Ayni minvalde; "bu nizamlara da" uymalı, bağlı kalmalı…
Ama velakin..
HDP’nin son iki yıllık "siyasi" manevrası!
Ne yazık ki; "hiç de" nizami değil..
Çünkü "siyasetin alanını hızla daraltmaktadır.."
İşte bu daraltma yüzünden dün, "tutuklamalar" peş peşe geldi..
***
Velhasıl...
HDP..
Sergilediği tutum..
Yargıya dair, "kafa tutuş?"
Kendi "meşruiyetini" ciddi manada, tahrip ettiğini görmesi gerekir..

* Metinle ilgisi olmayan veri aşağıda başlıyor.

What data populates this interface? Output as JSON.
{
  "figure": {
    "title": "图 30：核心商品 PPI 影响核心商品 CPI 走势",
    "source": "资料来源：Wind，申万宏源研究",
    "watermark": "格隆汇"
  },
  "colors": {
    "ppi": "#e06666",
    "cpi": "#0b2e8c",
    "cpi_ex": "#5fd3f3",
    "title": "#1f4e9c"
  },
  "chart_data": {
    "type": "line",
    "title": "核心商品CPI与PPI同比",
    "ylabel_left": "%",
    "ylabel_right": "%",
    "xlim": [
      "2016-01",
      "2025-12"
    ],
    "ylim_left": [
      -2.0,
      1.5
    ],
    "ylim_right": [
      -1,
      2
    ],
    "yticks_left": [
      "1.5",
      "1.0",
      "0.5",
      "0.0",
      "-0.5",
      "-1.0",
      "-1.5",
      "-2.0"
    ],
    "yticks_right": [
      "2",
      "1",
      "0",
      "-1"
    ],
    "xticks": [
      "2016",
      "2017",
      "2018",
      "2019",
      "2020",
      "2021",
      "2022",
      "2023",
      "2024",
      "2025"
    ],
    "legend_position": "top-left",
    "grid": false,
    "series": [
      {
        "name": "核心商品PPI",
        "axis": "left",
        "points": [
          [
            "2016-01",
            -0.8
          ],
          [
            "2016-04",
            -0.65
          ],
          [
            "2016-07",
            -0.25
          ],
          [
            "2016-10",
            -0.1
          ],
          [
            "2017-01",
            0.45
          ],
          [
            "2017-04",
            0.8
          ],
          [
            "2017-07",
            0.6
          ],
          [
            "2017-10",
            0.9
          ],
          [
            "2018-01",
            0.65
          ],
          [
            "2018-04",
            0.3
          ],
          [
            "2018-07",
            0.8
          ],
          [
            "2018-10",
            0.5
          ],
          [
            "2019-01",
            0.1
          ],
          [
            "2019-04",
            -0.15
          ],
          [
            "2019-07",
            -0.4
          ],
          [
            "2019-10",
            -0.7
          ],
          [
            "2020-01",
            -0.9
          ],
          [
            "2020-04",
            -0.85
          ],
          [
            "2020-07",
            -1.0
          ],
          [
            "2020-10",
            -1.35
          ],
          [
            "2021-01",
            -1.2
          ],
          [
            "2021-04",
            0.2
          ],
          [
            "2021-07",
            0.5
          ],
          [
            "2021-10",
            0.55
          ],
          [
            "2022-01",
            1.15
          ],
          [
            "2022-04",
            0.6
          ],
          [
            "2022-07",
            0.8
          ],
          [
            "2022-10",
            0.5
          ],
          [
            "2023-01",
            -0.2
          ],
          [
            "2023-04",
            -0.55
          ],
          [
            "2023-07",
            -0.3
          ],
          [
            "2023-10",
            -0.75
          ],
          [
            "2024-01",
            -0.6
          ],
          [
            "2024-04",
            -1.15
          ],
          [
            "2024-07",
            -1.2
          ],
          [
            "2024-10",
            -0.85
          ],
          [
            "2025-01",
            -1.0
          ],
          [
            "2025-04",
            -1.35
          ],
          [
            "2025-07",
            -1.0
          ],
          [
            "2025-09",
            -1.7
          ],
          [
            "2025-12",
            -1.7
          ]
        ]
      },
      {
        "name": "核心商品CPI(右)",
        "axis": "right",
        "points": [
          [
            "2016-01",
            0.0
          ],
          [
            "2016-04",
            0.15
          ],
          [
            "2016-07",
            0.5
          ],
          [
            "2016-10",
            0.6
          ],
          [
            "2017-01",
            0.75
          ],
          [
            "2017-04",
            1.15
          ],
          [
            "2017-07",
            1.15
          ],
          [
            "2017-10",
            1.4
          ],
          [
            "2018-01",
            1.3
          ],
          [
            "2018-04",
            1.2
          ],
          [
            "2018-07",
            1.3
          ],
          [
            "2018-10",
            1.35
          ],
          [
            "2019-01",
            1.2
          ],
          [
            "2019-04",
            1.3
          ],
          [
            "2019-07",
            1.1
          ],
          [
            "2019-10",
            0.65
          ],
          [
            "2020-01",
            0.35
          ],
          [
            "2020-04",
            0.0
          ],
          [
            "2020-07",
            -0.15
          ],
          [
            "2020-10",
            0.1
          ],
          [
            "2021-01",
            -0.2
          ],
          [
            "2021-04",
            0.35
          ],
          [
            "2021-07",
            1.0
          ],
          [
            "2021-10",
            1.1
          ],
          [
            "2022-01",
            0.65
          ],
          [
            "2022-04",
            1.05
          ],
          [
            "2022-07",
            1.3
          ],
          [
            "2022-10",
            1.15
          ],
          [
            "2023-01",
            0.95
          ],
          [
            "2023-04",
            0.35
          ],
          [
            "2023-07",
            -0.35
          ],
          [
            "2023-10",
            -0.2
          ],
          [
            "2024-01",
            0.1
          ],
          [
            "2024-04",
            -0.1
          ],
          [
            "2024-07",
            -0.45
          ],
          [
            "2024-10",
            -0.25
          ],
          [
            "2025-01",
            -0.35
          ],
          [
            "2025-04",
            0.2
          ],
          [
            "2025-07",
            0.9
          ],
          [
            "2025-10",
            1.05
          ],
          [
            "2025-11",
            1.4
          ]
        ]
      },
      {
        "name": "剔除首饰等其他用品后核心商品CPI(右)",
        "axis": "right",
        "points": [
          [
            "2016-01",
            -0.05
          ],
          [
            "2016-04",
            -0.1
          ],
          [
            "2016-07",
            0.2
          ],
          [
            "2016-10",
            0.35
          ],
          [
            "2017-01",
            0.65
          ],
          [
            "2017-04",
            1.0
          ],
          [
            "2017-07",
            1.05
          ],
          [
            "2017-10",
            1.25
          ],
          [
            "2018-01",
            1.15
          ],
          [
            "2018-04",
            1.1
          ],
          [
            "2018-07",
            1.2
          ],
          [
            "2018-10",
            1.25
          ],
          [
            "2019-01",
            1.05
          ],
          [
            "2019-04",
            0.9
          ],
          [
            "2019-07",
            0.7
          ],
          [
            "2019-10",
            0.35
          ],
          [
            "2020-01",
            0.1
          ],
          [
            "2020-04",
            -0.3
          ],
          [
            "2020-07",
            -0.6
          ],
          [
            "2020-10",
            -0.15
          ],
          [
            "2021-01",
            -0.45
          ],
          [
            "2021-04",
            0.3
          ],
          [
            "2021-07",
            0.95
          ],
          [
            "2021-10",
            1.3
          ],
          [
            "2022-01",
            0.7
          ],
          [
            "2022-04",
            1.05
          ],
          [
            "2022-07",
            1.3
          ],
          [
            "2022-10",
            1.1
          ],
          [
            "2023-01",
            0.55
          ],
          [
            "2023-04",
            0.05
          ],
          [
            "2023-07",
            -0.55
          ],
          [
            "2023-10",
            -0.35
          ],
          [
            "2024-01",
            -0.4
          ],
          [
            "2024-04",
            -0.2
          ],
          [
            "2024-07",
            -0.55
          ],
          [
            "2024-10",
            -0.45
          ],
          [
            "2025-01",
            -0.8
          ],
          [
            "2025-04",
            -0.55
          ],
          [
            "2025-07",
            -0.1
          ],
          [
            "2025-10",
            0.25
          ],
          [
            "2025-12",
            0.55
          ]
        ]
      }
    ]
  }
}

Ve tartışıldığını bilmeli…
Çünkü hal-i hazırdaki tüm faaliyet; "Kürtlere kazanım değil, kayıp ve acılar" getirmektedir..
***
Sonuç itibariyle diyeceğim odur ki..
Olağanüstü hallerde, "olağan dışı" vakalar gelişse de..
Hiç bir suretle; "siyaset alanı" daraltılmamalı..
Bilakis, "genişletilmeli.."
Şuan ki algı; "endişe" verici..
Türkiye'de estirilen rüzgar; "bölünme" kaygısı..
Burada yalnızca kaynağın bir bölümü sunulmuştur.